What happened

Sturdy real estate company Cushman & Wakefield (CWK -0.62%) wasn't a very sturdy investment on Friday. The company's stock took a nasty hit, falling by nearly 11% a day after it published its latest set of quarterly results. That decline didn't mirror the generally good performance of many other stocks on the week's last day; the bellwether S&P 500 index gained nearly 2% as Cushman & Wakefield's shares dived.

So what

Cushman & Wakefield's first-quarter figures were unveiled after market hours Thursday. These revealed that the company earned slightly under $2.25 billion in revenue; this was down 4% from its Q1 2022 take. More discouragingly, the real estate mainstay plunged into the red on the bottom line; its non-GAAP (adjusted) net loss was $9.4 million, or $0.04 per share, against the year-ago profit of $109 million.
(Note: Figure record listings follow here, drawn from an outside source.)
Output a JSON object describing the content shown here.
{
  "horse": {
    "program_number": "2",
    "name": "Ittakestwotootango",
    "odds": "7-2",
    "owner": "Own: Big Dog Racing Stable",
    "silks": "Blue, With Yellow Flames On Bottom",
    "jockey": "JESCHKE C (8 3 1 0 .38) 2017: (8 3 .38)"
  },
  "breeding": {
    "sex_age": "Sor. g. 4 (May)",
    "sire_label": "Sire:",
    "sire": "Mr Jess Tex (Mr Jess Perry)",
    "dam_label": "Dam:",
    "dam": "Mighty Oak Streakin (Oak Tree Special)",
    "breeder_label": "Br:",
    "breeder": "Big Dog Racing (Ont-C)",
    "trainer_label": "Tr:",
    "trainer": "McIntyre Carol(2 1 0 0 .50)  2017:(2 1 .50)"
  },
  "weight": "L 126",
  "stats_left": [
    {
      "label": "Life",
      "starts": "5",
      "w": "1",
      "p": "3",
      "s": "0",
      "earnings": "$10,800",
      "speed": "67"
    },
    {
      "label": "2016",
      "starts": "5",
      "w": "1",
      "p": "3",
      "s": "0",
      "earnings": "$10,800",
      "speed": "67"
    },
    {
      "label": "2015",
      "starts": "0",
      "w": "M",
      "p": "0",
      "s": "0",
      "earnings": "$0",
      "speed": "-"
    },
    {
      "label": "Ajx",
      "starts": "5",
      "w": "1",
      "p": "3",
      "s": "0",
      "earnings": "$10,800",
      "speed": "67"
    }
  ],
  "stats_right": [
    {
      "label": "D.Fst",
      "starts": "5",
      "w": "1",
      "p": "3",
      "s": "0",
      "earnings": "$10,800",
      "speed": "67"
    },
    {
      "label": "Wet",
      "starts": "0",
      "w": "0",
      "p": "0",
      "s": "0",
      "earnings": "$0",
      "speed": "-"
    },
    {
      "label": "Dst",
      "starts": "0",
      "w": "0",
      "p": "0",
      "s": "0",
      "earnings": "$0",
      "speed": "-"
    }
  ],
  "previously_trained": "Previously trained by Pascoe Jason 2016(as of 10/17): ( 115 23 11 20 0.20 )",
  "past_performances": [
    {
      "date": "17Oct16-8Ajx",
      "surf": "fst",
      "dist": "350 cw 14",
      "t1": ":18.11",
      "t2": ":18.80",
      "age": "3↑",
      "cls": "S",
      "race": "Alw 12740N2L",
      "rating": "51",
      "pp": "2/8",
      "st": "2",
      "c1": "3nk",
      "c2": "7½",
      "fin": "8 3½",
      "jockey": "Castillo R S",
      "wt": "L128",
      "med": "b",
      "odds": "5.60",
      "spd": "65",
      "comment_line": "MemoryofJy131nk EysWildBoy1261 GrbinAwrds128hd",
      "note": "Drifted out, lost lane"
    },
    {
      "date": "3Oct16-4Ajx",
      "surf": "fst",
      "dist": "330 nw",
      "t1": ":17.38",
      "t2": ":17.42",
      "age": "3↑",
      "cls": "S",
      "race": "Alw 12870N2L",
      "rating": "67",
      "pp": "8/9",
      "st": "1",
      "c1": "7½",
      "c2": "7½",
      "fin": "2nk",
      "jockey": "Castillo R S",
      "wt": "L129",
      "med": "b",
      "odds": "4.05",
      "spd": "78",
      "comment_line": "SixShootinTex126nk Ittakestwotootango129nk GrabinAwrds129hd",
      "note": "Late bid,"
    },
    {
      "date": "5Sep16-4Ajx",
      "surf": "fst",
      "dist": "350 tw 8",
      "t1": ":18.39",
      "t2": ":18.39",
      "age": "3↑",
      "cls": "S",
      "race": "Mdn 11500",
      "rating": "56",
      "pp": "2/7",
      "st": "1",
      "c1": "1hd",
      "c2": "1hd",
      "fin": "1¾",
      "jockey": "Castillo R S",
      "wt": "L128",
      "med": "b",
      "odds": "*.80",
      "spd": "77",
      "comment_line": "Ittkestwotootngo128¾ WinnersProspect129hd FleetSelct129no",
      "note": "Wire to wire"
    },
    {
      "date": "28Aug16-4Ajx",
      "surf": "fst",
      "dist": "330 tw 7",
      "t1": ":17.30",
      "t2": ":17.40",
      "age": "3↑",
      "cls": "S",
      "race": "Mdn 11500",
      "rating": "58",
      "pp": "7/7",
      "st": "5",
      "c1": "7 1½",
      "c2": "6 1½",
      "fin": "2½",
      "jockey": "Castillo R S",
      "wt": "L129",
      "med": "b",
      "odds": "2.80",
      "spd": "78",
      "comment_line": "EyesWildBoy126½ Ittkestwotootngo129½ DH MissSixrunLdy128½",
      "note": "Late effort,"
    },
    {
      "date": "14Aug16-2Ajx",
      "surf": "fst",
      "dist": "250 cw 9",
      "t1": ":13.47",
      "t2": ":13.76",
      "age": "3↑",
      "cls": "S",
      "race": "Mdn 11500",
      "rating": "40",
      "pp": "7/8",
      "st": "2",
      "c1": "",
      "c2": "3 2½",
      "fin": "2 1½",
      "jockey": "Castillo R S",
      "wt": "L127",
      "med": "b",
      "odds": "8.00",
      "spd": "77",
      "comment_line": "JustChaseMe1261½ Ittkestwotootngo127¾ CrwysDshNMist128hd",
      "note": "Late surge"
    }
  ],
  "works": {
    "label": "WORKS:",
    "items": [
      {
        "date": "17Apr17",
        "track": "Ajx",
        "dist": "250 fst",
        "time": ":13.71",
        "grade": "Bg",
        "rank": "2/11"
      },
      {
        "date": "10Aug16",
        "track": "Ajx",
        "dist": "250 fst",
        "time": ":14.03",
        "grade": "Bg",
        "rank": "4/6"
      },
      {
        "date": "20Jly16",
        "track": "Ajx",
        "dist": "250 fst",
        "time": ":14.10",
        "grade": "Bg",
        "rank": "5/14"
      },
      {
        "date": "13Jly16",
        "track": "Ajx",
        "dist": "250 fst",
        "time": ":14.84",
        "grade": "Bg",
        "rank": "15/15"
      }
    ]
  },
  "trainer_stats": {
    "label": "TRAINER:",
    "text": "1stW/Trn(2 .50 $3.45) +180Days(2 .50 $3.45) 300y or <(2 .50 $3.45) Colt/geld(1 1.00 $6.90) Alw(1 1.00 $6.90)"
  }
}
Those headline numbers were quite some distance away from the average analyst estimates.

Collectively, pundits following Cushman & Wakefield stock were modeling only $1.49 billion in revenue. Far less happily, they believed the company would post an adjusted net result well in the black at $0.22 per share.

Now what

Citing macroeconomic headwinds as a major influence on its quarterly performance, Cushman & Wakefield said the situation could have been worse. It quoted CEO John Forrester as saying that "our global diversified portfolio, especially in our recurring revenue service lines, helped mitigate the impact of lower demand for transactional services in our industry."

The company did not provide any guidance in its earnings report.